Тетя Элла всем сердцем и душой прикипела к Марфо- Мариинской обители, где она была настоятельницей. Знакомых у меня в Петербурге не было. Мой отец с женой были поглощены в Царском Селе обустройством на новом месте, на меня у них не оставалось времени, а Дмитрий уехал на фронт.
И я решила тоже отправиться на войну в качестве сестры милосердия. Но для этого надо было получить согласие императрицы. Не желая терять времени, я отправилась в Петергоф. К моему удивлению, императрица благосклонно отнеслась к этой просьбе. И я немедленно вернулась в Петербург, чтобы приступить к обучению.
Поскольку еще не существовало курсов медицинских сестер при обществе Красного Креста, была достигнута договоренность, что я стану получать практические навыки в одной из городских больниц. Каждое утро я приходила туда, а вечером посещала лекции практикующих врачей. Так как я была единственной обучающейся, со мной занимались индивидуально, и я всё быстро осваивала.
Принцесса Елена, сестра сербского короля Александра, занялась организацией полевых госпиталей, содержание которых семья ее мужа предполагала взять на себя. Она предложила мне отправиться на фронт с одним из этих госпиталей, и я приняла ее предложение. Муж Елены, так же как и Дмитрий, был офицером-кавалергардом. Мы направлялись на тот участок фронта, где сражался их полк. Это меня устраивало.
Отбытие нашей медицинской части на фронт было назначено на девятое августа. Я сдала экзамены на медицинскую сестру. Врачи, которые принимали их, знали меня с детства, и, несмотря на мое волнение и короткий период учебы, я ответила на все вопросы. Кажется, мадемуазель Элен гордилась мной, как никогда прежде, вручая мне свидетельство, разрешающее носить форменную одежду.

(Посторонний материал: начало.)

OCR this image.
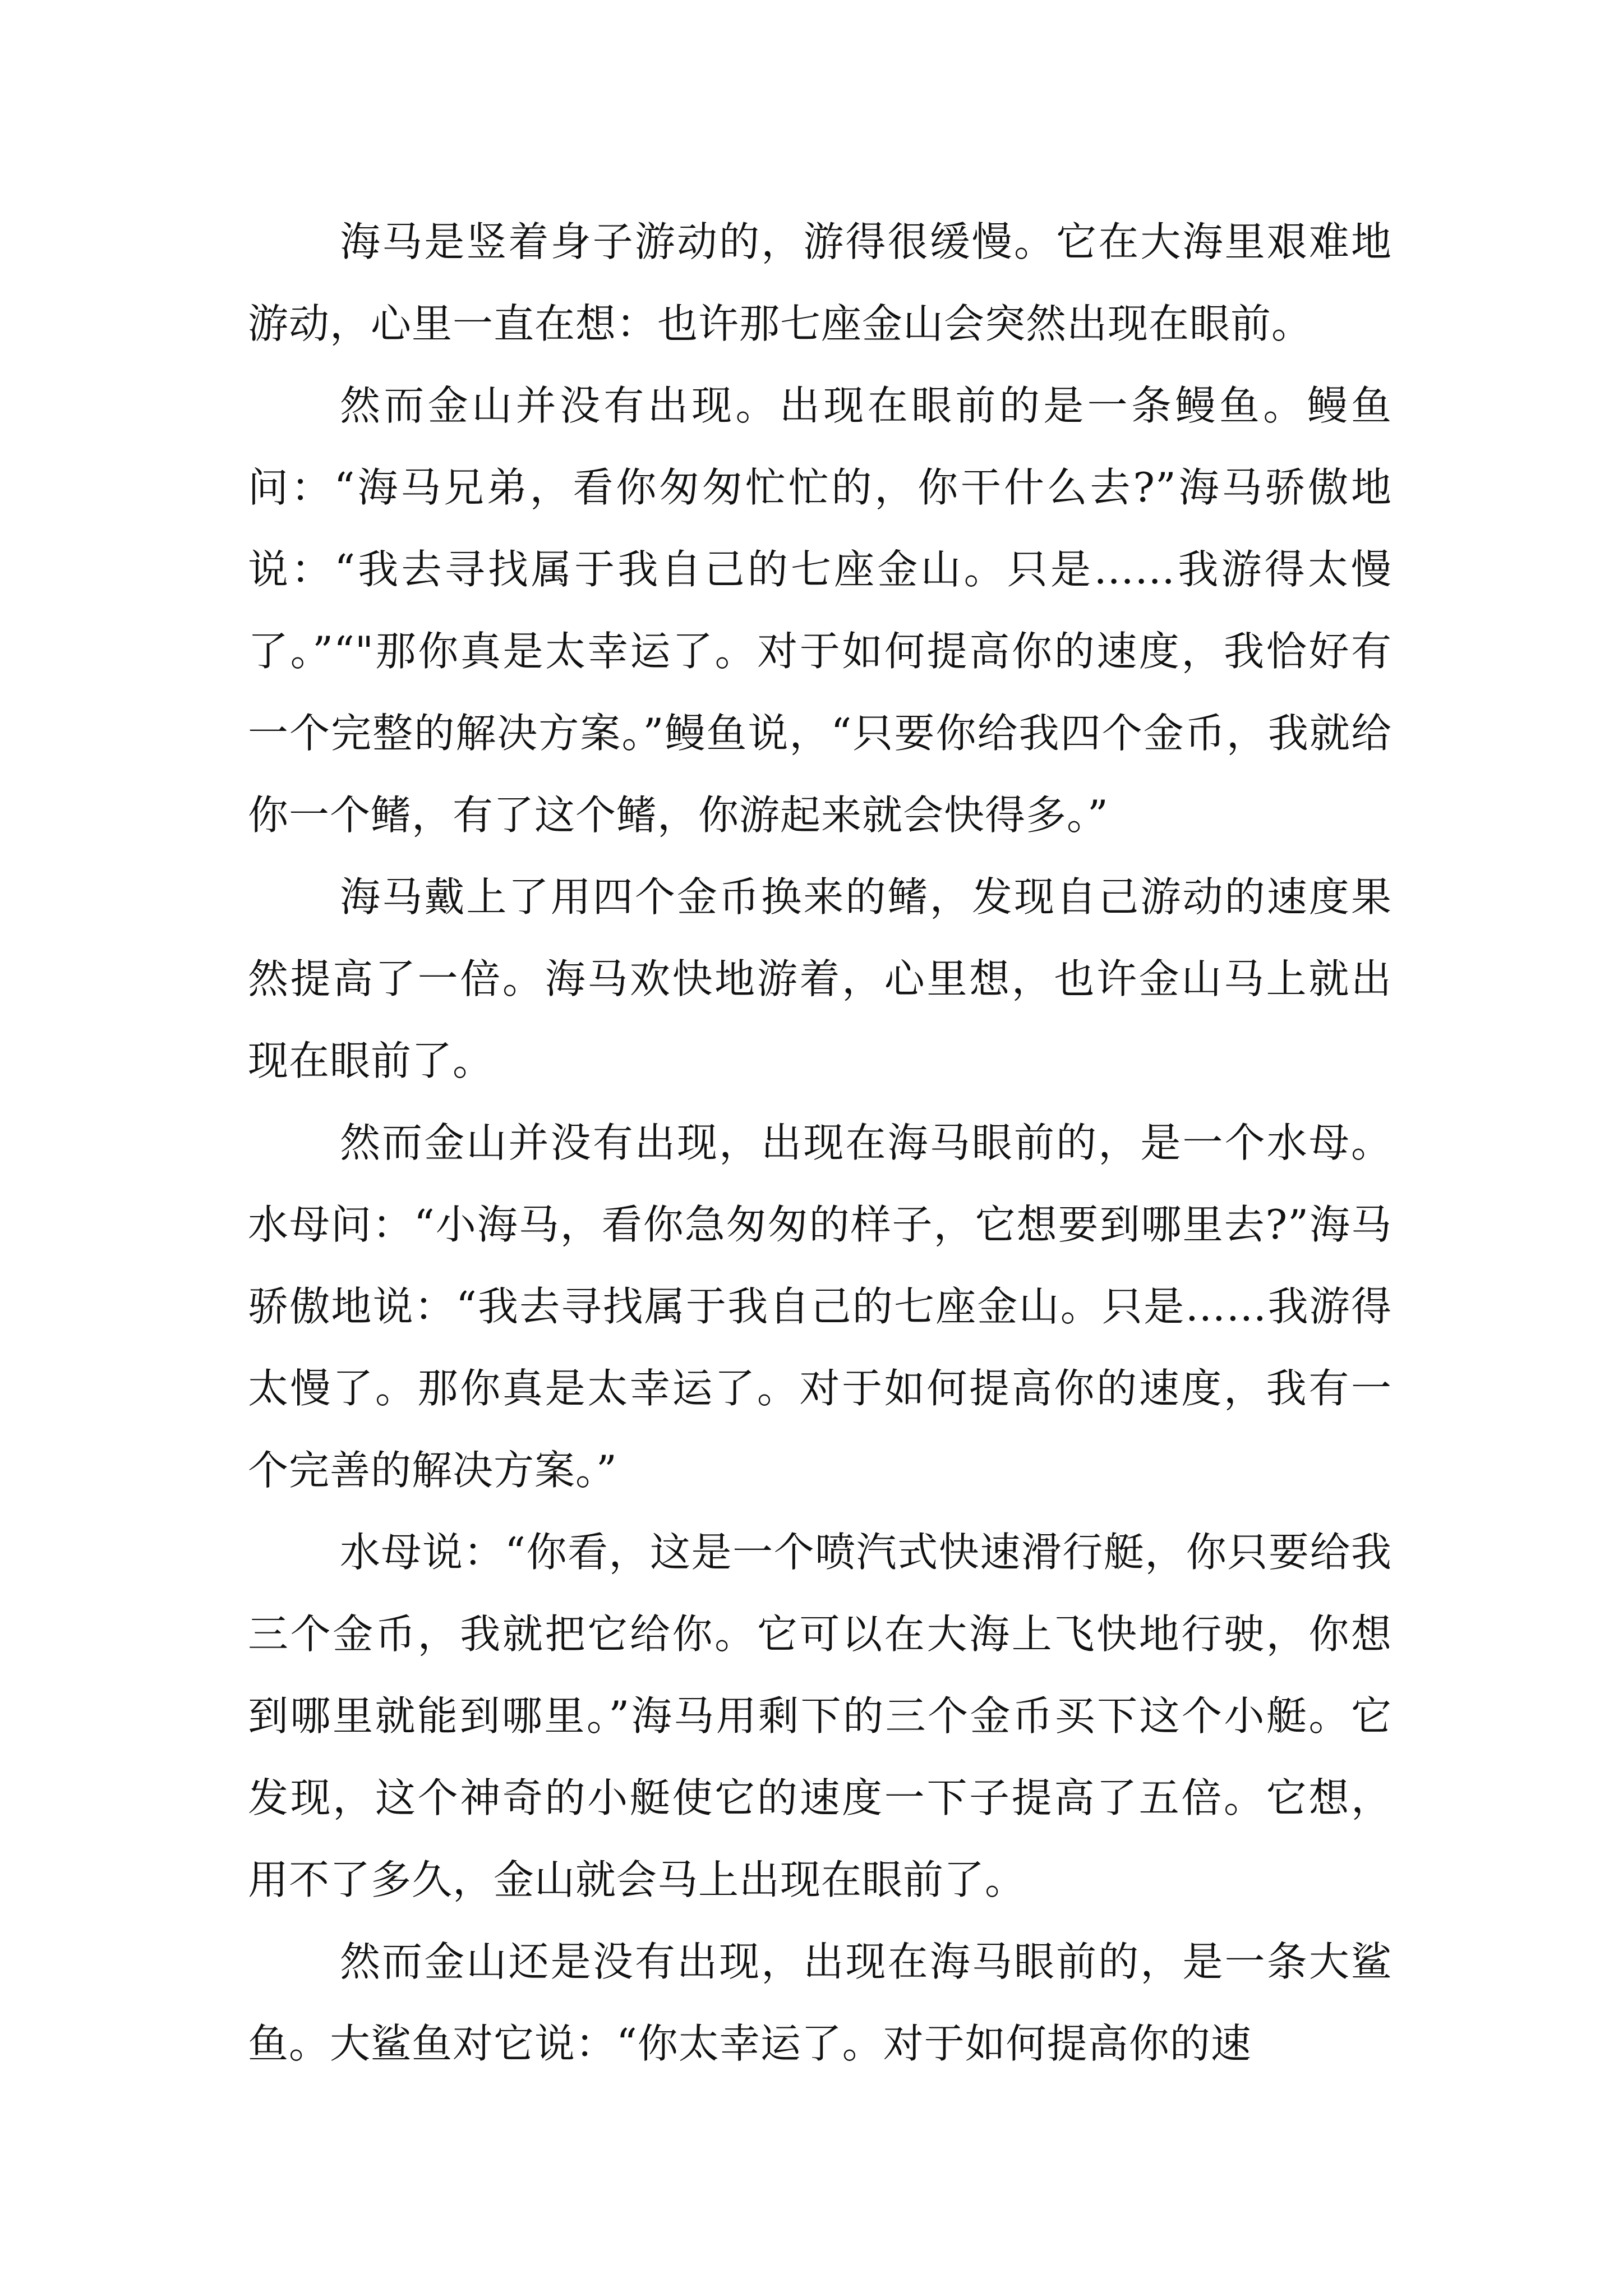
海马是竖着身子游动的，游得很缓慢。它在大海里艰难地游动，心里一直在想：也许那七座金山会突然出现在眼前。

然而金山并没有出现。出现在眼前的是一条鳗鱼。鳗鱼问：“海马兄弟，看你匆匆忙忙的，你干什么去?”海马骄傲地说：“我去寻找属于我自己的七座金山。只是……我游得太慢了。”“"那你真是太幸运了。对于如何提高你的速度，我恰好有一个完整的解决方案。”鳗鱼说，“只要你给我四个金币，我就给你一个鳍，有了这个鳍，你游起来就会快得多。”

海马戴上了用四个金币换来的鳍，发现自己游动的速度果然提高了一倍。海马欢快地游着，心里想，也许金山马上就出现在眼前了。

然而金山并没有出现，出现在海马眼前的，是一个水母。水母问：“小海马，看你急匆匆的样子，它想要到哪里去?”海马骄傲地说：“我去寻找属于我自己的七座金山。只是……我游得太慢了。那你真是太幸运了。对于如何提高你的速度，我有一个完善的解决方案。”

水母说：“你看，这是一个喷汽式快速滑行艇，你只要给我三个金币，我就把它给你。它可以在大海上飞快地行驶，你想到哪里就能到哪里。”海马用剩下的三个金币买下这个小艇。它发现，这个神奇的小艇使它的速度一下子提高了五倍。它想，用不了多久，金山就会马上出现在眼前了。

然而金山还是没有出现，出现在海马眼前的，是一条大鲨鱼。大鲨鱼对它说：“你太幸运了。对于如何提高你的速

Тетя Элла, которой я написала о своем решении отправиться на фронт, одобрила его и сообщила о своем намерении приехать в Петербург проститься со мной. Все знакомые были столь доброжелательно настроены ко мне, что я почти стыдилась этого внимания. Мне казалось, что в том, чем я намерена заниматься, нет ничего необычного, а то, что это связано с определенным риском для жизни, вполне в порядке вещей в условиях войны. Тут не было самопожертвования, в сущности, я не жертвовала ничем: не было у меня ни дома, ни семьи, ни каких-либо обязанностей или привязанностей, ничто меня не удерживало. Наоборот, я видела в этом появившуюся возможность принести пользу, заняться делом, которое мне было по душе, приложить к нему свою энергию. Жизнь призывала меня к действию, мне не на что было жаловаться.
Мой багаж был скромным: несколько серых форменных платьев, белые косынки, которым мы покрывали голову, передники, белые медицинские халаты, хлопковое нижнее белье и хлопчатобумажные чулки - все сложено в небольшой чемодан. Раскладная кровать, резиновая ванна и несколько маленьких резиновых тазиков для умывания дополняли мое походное снаряжение.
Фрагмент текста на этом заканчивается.